Als nächster Redner hat das Wort der Abgeordnete Rupp.

Herr Präsident, meine sehr verehrten Damen und Herren, liebe Kolleginnen und Kollegen! Erstens: Ich fühle mich seit zehn Jahren als Mitglied einer Zukunftskommission. Diese Zukunftskommission heißt „Bremische Bürgerschaft“.

(Beifall DIE LINKE)

Ich habe meine Arbeit hier immer so verstanden, dass ich nach bestem Wissen und Gewissen Vorschläge mache, auch wenn Sie sie nicht gut finden, und konstruktiv an einer Zukunft für Bremen mitarbeite.

Zweitens: Lieber Kollege Tschöpe, es tut mir leid, dass Sie von mir träumen müssen.

(Abg. Tschöpe [SPD]: Manchmal ist es ganz schön!)

Ich möchte zu Ihren Ausführungen zwei Bemerkungen machen. Sie haben gefragt, an welcher Stelle der Sanierungspfad eigentlich dafür verantwortlich ist, dass wir einen Investitionsstau haben. Ich will Ihnen noch einmal zwei Punkte dazu sagen. Im Rahmen des Sanierungspfades hätten wir in den letzten Jahren eine Milliarde Euro mehr Kredite aufnehmen können, ohne den Sanierungspfad zu verletzen.

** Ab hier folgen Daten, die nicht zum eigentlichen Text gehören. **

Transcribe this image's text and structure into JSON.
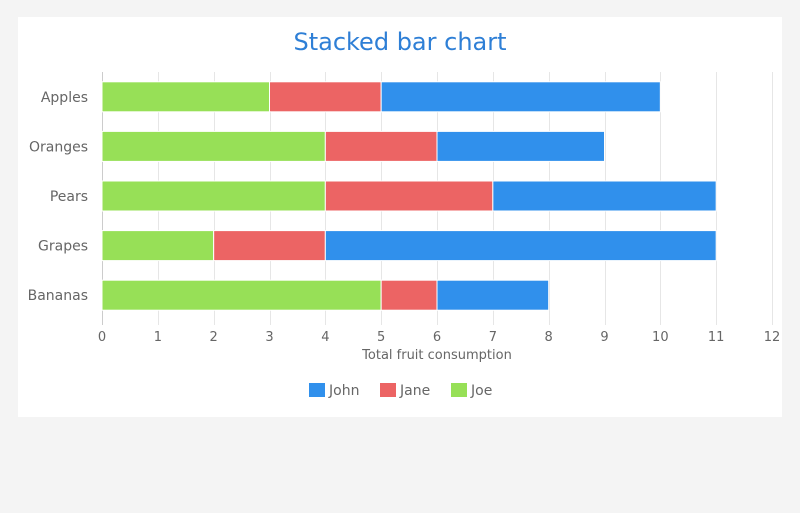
{
  "chart_data": {
    "type": "bar",
    "orientation": "horizontal",
    "stacked": true,
    "title": "Stacked bar chart",
    "xlabel": "Total fruit consumption",
    "ylabel": "",
    "categories": [
      "Apples",
      "Oranges",
      "Pears",
      "Grapes",
      "Bananas"
    ],
    "series": [
      {
        "name": "Joe",
        "color": "#97e057",
        "values": [
          3,
          4,
          4,
          2,
          5
        ]
      },
      {
        "name": "Jane",
        "color": "#ec6464",
        "values": [
          2,
          2,
          3,
          2,
          1
        ]
      },
      {
        "name": "John",
        "color": "#3090ec",
        "values": [
          5,
          3,
          4,
          7,
          2
        ]
      }
    ],
    "legend_order": [
      "John",
      "Jane",
      "Joe"
    ],
    "xlim": [
      0,
      12
    ],
    "xticks": [
      0,
      1,
      2,
      3,
      4,
      5,
      6,
      7,
      8,
      9,
      10,
      11,
      12
    ],
    "grid": true,
    "legend_position": "bottom"
  }
}
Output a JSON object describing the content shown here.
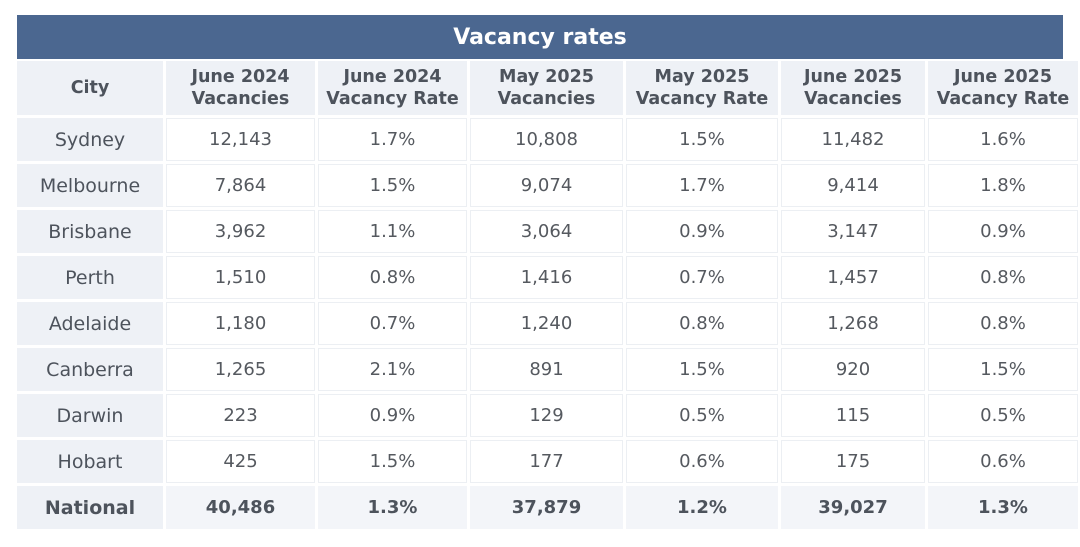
{
  "table": {
    "title": "Vacancy rates",
    "headers": [
      "City",
      "June 2024\nVacancies",
      "June 2024\nVacancy Rate",
      "May 2025\nVacancies",
      "May 2025\nVacancy Rate",
      "June 2025\nVacancies",
      "June 2025\nVacancy Rate"
    ],
    "rows": [
      [
        "Sydney",
        "12,143",
        "1.7%",
        "10,808",
        "1.5%",
        "11,482",
        "1.6%"
      ],
      [
        "Melbourne",
        "7,864",
        "1.5%",
        "9,074",
        "1.7%",
        "9,414",
        "1.8%"
      ],
      [
        "Brisbane",
        "3,962",
        "1.1%",
        "3,064",
        "0.9%",
        "3,147",
        "0.9%"
      ],
      [
        "Perth",
        "1,510",
        "0.8%",
        "1,416",
        "0.7%",
        "1,457",
        "0.8%"
      ],
      [
        "Adelaide",
        "1,180",
        "0.7%",
        "1,240",
        "0.8%",
        "1,268",
        "0.8%"
      ],
      [
        "Canberra",
        "1,265",
        "2.1%",
        "891",
        "1.5%",
        "920",
        "1.5%"
      ],
      [
        "Darwin",
        "223",
        "0.9%",
        "129",
        "0.5%",
        "115",
        "0.5%"
      ],
      [
        "Hobart",
        "425",
        "1.5%",
        "177",
        "0.6%",
        "175",
        "0.6%"
      ]
    ],
    "total": [
      "National",
      "40,486",
      "1.3%",
      "37,879",
      "1.2%",
      "39,027",
      "1.3%"
    ]
  },
  "colors": {
    "title_bar": "#4b6790",
    "header_bg": "#eef1f6",
    "text": "#4d535c"
  }
}
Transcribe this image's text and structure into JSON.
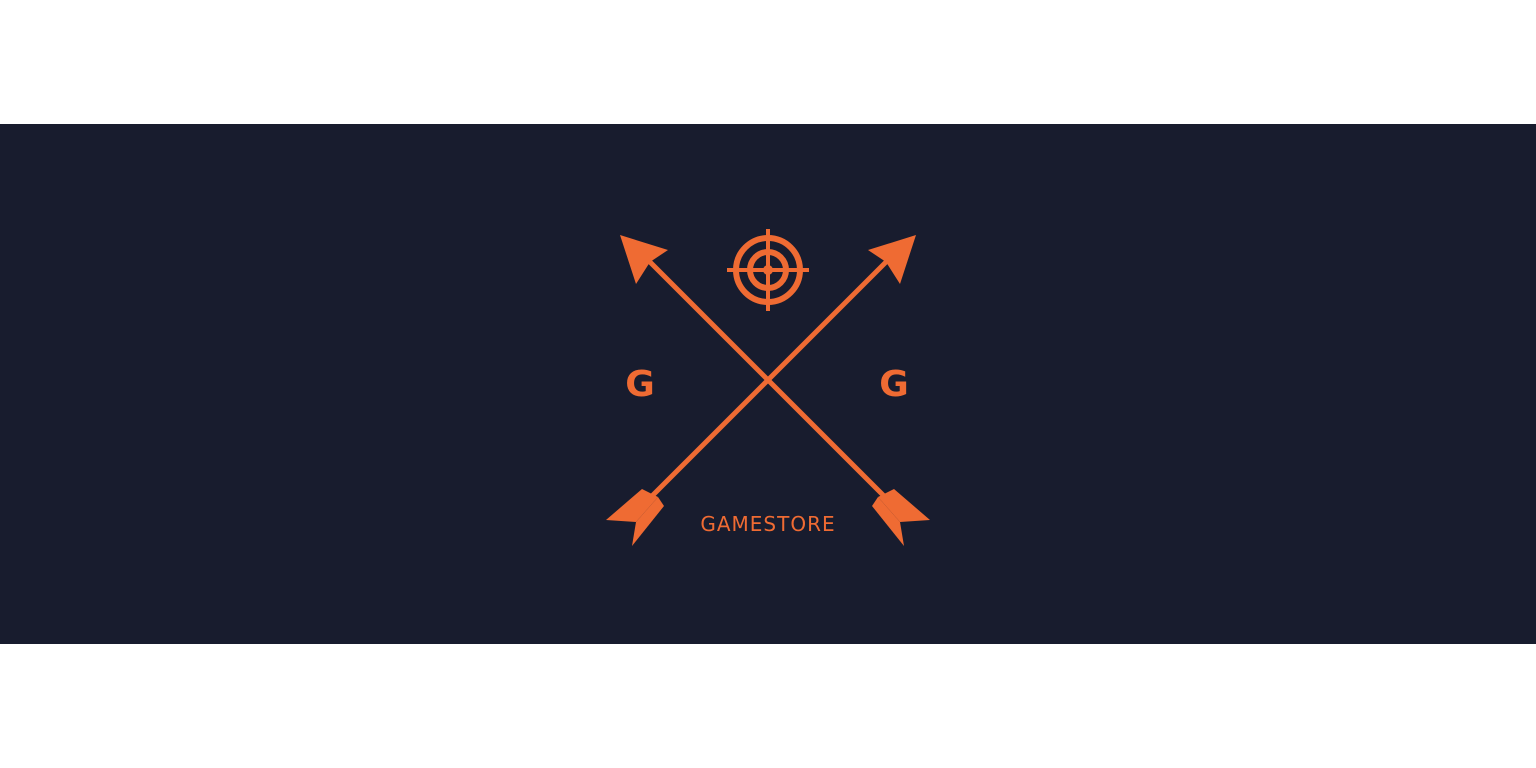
{
  "logo": {
    "brand_color": "#ef6b33",
    "background_color": "#181c2e",
    "left_letter": "G",
    "right_letter": "G",
    "wordmark": "GAMESTORE",
    "icons": [
      "crosshair-icon",
      "arrow-icon",
      "arrow-icon"
    ]
  }
}
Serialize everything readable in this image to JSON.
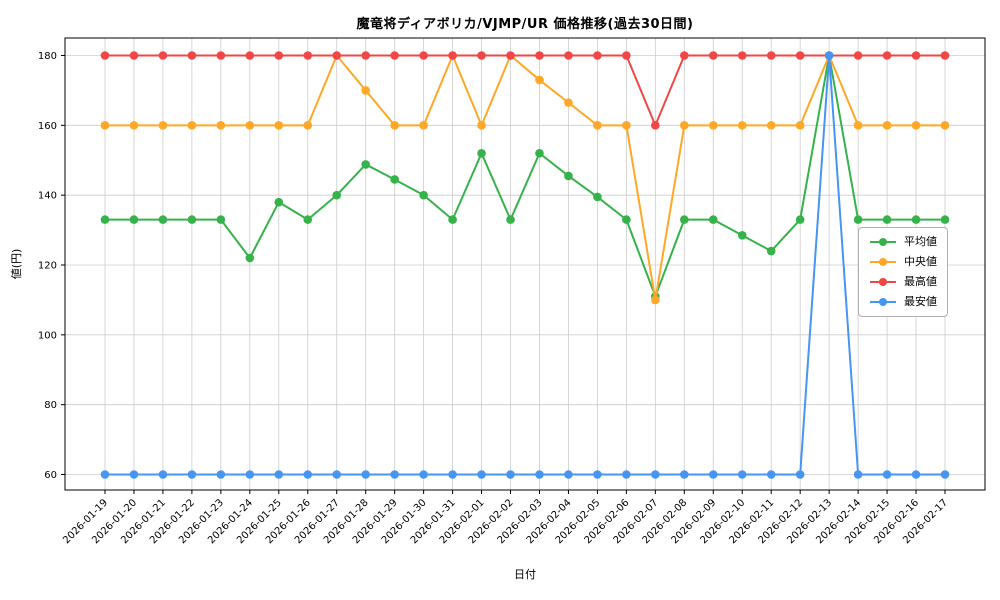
{
  "chart_data": {
    "type": "line",
    "title": "魔竜将ディアボリカ/VJMP/UR 価格推移(過去30日間)",
    "xlabel": "日付",
    "ylabel": "値(円)",
    "grid": true,
    "legend_position": "center-right",
    "yticks": [
      60,
      80,
      100,
      120,
      140,
      160,
      180
    ],
    "ylim": [
      55,
      185
    ],
    "x": [
      "2026-01-19",
      "2026-01-20",
      "2026-01-21",
      "2026-01-22",
      "2026-01-23",
      "2026-01-24",
      "2026-01-25",
      "2026-01-26",
      "2026-01-27",
      "2026-01-28",
      "2026-01-29",
      "2026-01-30",
      "2026-01-31",
      "2026-02-01",
      "2026-02-02",
      "2026-02-03",
      "2026-02-04",
      "2026-02-05",
      "2026-02-06",
      "2026-02-07",
      "2026-02-08",
      "2026-02-09",
      "2026-02-10",
      "2026-02-11",
      "2026-02-12",
      "2026-02-13",
      "2026-02-14",
      "2026-02-15",
      "2026-02-16",
      "2026-02-17"
    ],
    "series": [
      {
        "key": "average",
        "name": "平均値",
        "color": "#36b24a",
        "values": [
          133,
          133,
          133,
          133,
          133,
          122,
          138,
          133,
          140,
          148.8,
          144.5,
          140,
          133,
          152,
          133,
          152,
          145.5,
          139.5,
          133,
          111,
          133,
          133,
          128.5,
          124,
          133,
          180,
          133,
          133,
          133,
          133
        ]
      },
      {
        "key": "median",
        "name": "中央値",
        "color": "#ffa726",
        "values": [
          160,
          160,
          160,
          160,
          160,
          160,
          160,
          160,
          180,
          170,
          160,
          160,
          180,
          160,
          180,
          173,
          166.5,
          160,
          160,
          110,
          160,
          160,
          160,
          160,
          160,
          180,
          160,
          160,
          160,
          160
        ]
      },
      {
        "key": "highest",
        "name": "最高値",
        "color": "#f04746",
        "values": [
          180,
          180,
          180,
          180,
          180,
          180,
          180,
          180,
          180,
          180,
          180,
          180,
          180,
          180,
          180,
          180,
          180,
          180,
          180,
          160,
          180,
          180,
          180,
          180,
          180,
          180,
          180,
          180,
          180,
          180
        ]
      },
      {
        "key": "lowest",
        "name": "最安値",
        "color": "#4795f2",
        "values": [
          60,
          60,
          60,
          60,
          60,
          60,
          60,
          60,
          60,
          60,
          60,
          60,
          60,
          60,
          60,
          60,
          60,
          60,
          60,
          60,
          60,
          60,
          60,
          60,
          60,
          180,
          60,
          60,
          60,
          60
        ]
      }
    ]
  }
}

Landtag 3379 45. Sitzung/14.06.17

(Abg. Frau Dr. Schaefer [Bündnis 90/Die Grünen]: Die man auch tilgen muss!)

Ich habe das verstanden. Mir müssen Sie Betriebswirtschaft nicht erklären.

(Abg. Frau Dr. Schaefer [Bündnis 90/Die Grünen]: Ich sage es nur noch einmal!)

Das haben wir nicht gemacht. Wir haben vorgezogen, dieses Geld nicht auszugeben, in der Meinung, dass wir damit zukünftig Zinsen sparen. Ich sage aber, die daraus resultierenden Mehrkosten der nicht getätigten Investitionen werden höher sein und längerfristiger wirken als die gesparten Zinsen.

(Beifall DIE LINKE)

Im Haushalts- und Finanzausschuss haben wir gerade gesagt, wir haben ungefähr 40 Milliarden Euro für Instandhaltung und Sanierung der öffentlichen Gebäude in Bremen zur Verfügung. Wir sind nicht mehr in der Lage, dieses Geld auszugeben, weil uns die dafür notwendigen Personalkapazitäten fehlen. Das ist der zweite Grund, aus dem dieser Sanierungspfad unmittelbar verhindert hat, dass wir den Sanierungsstau bekämpfen.